WHATCHA WEDNESDAY: Black Widow

Given the MCU’s historic run and increasing release frequency in a pre-COVID world, it’s as unbelievable that we’re approaching 2 years since the last MCU film outing as it is that it took this long to feature Scarlett Johansson’s titular character, the Black Widow Natasha Romanoff, in her own film. 

In all the ways so many areas of life have a tinge of sadness present given all the real world loss we’ve suffered, it’s hard not to have a similar feeling about the “what could have been” regarding what perhaps should have been a trilogy of films of our favorite Red Room graduate, considering 3 of the original 6 Avengers had their own film trilogies.   

That said, as much as we can mourn what might have been, what we do get in Natasha’s pseudo-origin story is most assuredly worth the wait. 

The film nimbly dances between the raindrops of the MCU’s bigger tentpole outings, specifically nestling this adventure chronologically between Wars both Civil and Infinity. In going off the grid after assisting Cap and crew in their airport escape, Natasha gets pulled into the orbit of a new cast of characters and a plot filled with espionage and intrigue. 

Marvel is known for bombastic action set pieces, but rarely have they been deployed so confidently and so unrelentingly as they are in Black Widow. Part Mission Impossible, part Bourne Supremacy, Black Widow sees Natasha and crew in all manner of action, including staging prison breaks, engaging in car chases, punching, flipping, kicking, even posing - one of the film’s best comedic bits is new-to-the-MCU Florence Pugh’s Yelena’s ongoing ribbing of Natasha for her ‘posed’ landings during fights.

Speaking of Pugh, the MCU’s golden casting touch continues unabated.
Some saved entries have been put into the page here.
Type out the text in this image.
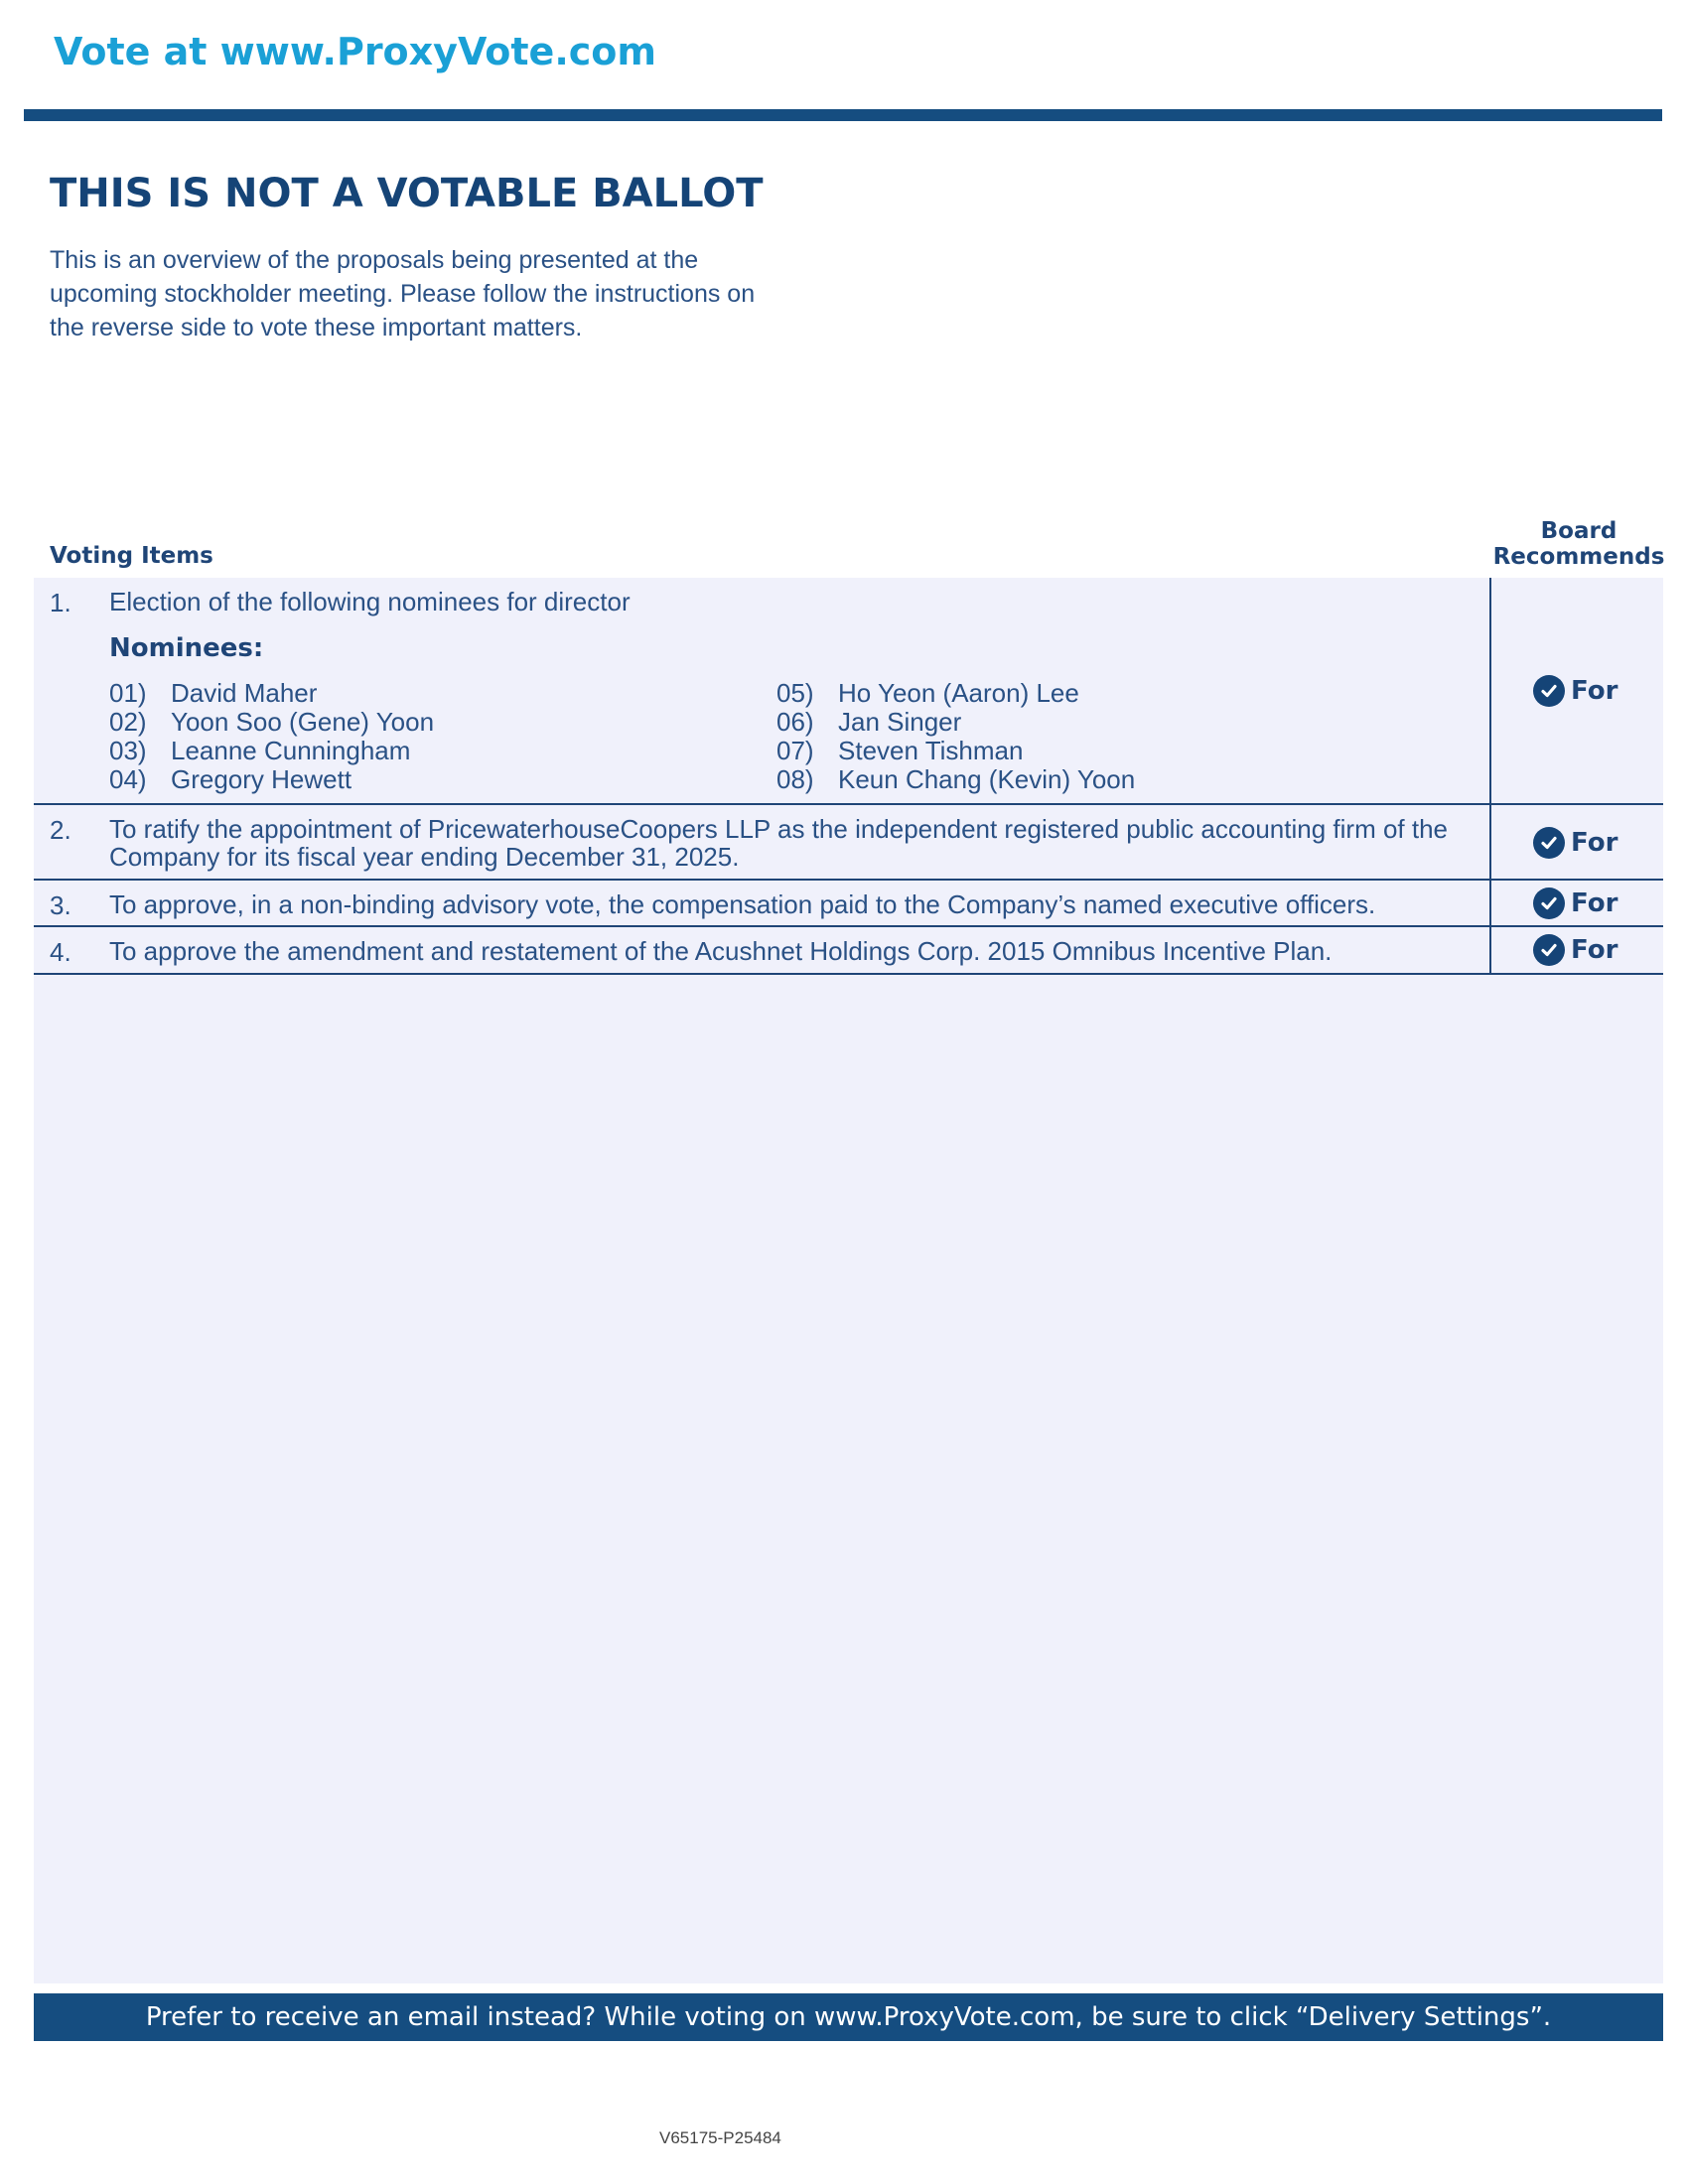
Vote at www.ProxyVote.com
THIS IS NOT A VOTABLE BALLOT

This is an overview of the proposals being presented at the
upcoming stockholder meeting. Please follow the instructions on
the reverse side to vote these important matters.

Voting Items
Board
Recommends
1. Election of the following nominees for director
Nominees:
01) David Maher
02) Yoon Soo (Gene) Yoon
03) Leanne Cunningham
04) Gregory Hewett
05) Ho Yeon (Aaron) Lee
06) Jan Singer
07) Steven Tishman
08) Keun Chang (Kevin) Yoon
For
2. To ratify the appointment of PricewaterhouseCoopers LLP as the independent registered public accounting firm of the
Company for its fiscal year ending December 31, 2025.	For
3. To approve, in a non-binding advisory vote, the compensation paid to the Company’s named executive officers.	For
4. To approve the amendment and restatement of the Acushnet Holdings Corp. 2015 Omnibus Incentive Plan.	For
Prefer to receive an email instead? While voting on www.ProxyVote.com, be sure to click “Delivery Settings”.
V65175-P25484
Between David Harbour getting to cut loose (in a way Stranger Things has only hinted at) as Russia’s washed-up answer to Captain America, the Red Guardian; Rachel Weisz delivering a subdued maternal flair as Melina; and the real standout finding Pugh completely owning every scene she’s in. To the point that however foregone a conclusion it might have been for Yelena to become MCU’s new Widow, it’s always a roll of the dice replacing a flagship character like Nat. But Pugh is a worthy inheritor and will hopefully get the multi-film justice Johansson was denied.

All in all, Black Widow isn’t just better than one might expect, it’s as excellent as it needed to be.